Any written or oral Aboriginal history was voided by the invaders so we will never know for sure how a native tribe or clan member was treated who was attracted to their own gender. (One can only guess that, similar to the Native American tribes, an androgynous role was allowed for such unique members. The term ‘berdache’ allowed for an effeminate Native American male to be raised as a girl and to perform female roles–or (?) a tomboy girl to move among the men.)
Another (unclear) tradition is reported from the Palm Island cultures on the north coast where Indigenous communities allowed for ‘sister girls’, an affectionate term among women for men who lived as (transvestite) women in the larger tribe. Ronald said they were called ‘Fahafines’, but he was not sure. There seems not to have been a single term within Aboriginal communities, past or present, which covered lesbians, gay men and sistergirls. Some communities are reported to have used terms like ‘Two-one’ to show their view that two spirits (both male and female) lived within one person.

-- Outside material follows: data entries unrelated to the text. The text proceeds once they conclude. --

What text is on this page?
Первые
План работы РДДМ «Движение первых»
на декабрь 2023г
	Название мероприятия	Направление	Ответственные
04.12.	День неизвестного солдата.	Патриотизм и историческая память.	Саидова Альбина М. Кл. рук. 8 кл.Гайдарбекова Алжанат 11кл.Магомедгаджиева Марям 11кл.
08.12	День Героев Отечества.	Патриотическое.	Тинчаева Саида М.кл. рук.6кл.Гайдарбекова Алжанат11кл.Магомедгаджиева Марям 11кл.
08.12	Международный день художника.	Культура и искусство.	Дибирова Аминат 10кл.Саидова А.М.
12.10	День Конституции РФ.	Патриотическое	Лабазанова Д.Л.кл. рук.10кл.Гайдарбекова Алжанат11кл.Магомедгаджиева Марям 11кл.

As a result of this multigenerational cultural genocide, today Aboriginal families react to homosexuality like their Christian overlords conditioned them. Ron went on: “It is seen as a moral deviation and many of us are afraid to come out to our families. It’s painful to be separated from your family, but many of them don’t understand. I think that pre-1788, when the first white people came, that homosexual feelings and activity were simply seen as another form of nature, as something that was there from the beginning of the Dreaming. Every member of the clan had spiritual being and queer members may have had some special spiritual role, but that’s lost.”

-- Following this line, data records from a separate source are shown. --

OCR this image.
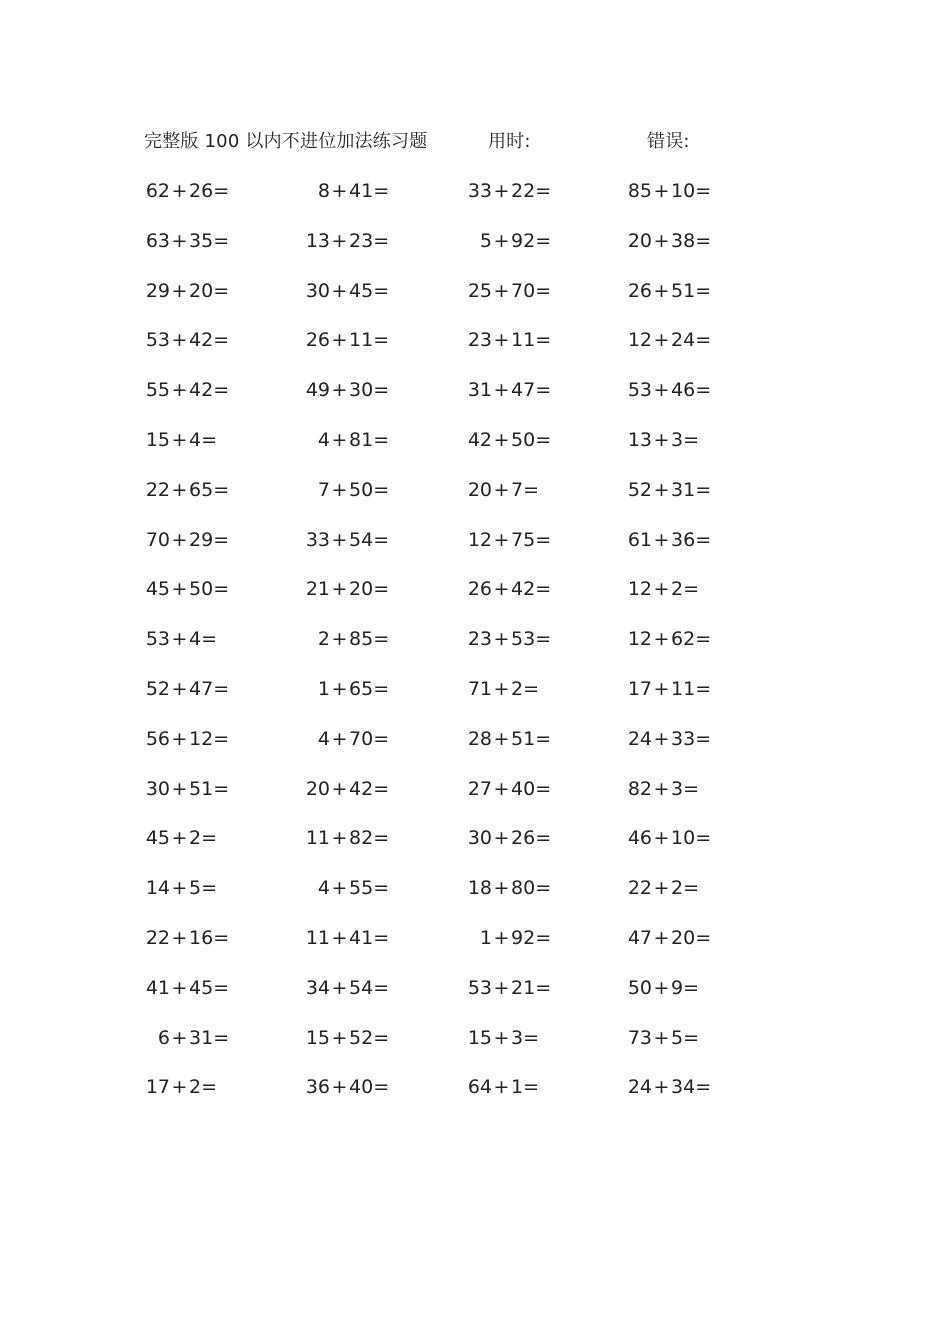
完整版 100 以内不进位加法练习题	用时:	错误:
62+26=	8+41=	33+22=	85+10=
63+35=	13+23=	5+92=	20+38=
29+20=	30+45=	25+70=	26+51=
53+42=	26+11=	23+11=	12+24=
55+42=	49+30=	31+47=	53+46=
15+4=	4+81=	42+50=	13+3=
22+65=	7+50=	20+7=	52+31=
70+29=	33+54=	12+75=	61+36=
45+50=	21+20=	26+42=	12+2=
53+4=	2+85=	23+53=	12+62=
52+47=	1+65=	71+2=	17+11=
56+12=	4+70=	28+51=	24+33=
30+51=	20+42=	27+40=	82+3=
45+2=	11+82=	30+26=	46+10=
14+5=	4+55=	18+80=	22+2=
22+16=	11+41=	1+92=	47+20=
41+45=	34+54=	53+21=	50+9=
6+31=	15+52=	15+3=	73+5=
17+2=	36+40=	64+1=	24+34=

Kerrianne Cox, Indigenous Lesbian Spirit
In addition to Ronald’s comments about homosexuality and the Aboriginal tradition, I spoke to the well-known Indigenous singer-songwriter Kerrianne Cox who performed numerous concerts during the Gay Games and several festivals across Australia afterwards. I met up with her in Adelaide where I asked her similar questions about the role of the homosexual inIndigenous clan life. She also agreed that so much destruction of her culture makes it hard to be sure if there was a special role for our people.
But Kerrianne is an intuitive woman who feels her culture within her heart; she feels her lesbian self in her soul. It’s from this deep source that she composes her music. “We have been separated from our ‘Dreaming’, our history. But I think gay then was a normal thing. There was Man’s Law and Woman’s Law and there were roles for each person with spiritual connections to the Dreamland of our ancestors.
In my songs, as a Native woman, a lesbian, I feel I am delivering my ancient culture to modern life. I don’t know exactly how that works, but I can feel this connection. You know in our culture these connections are very important. They are the life-blood that gives us a meaning, a history and a future… I feel a joy in my heart, from my being, my clan to the world. We have been pushed to the curb but I tell people in my music that we can be strong, we can be black, we can be women and proud…”
And before long she was off, with her lover Dorothy, to another concert in another city.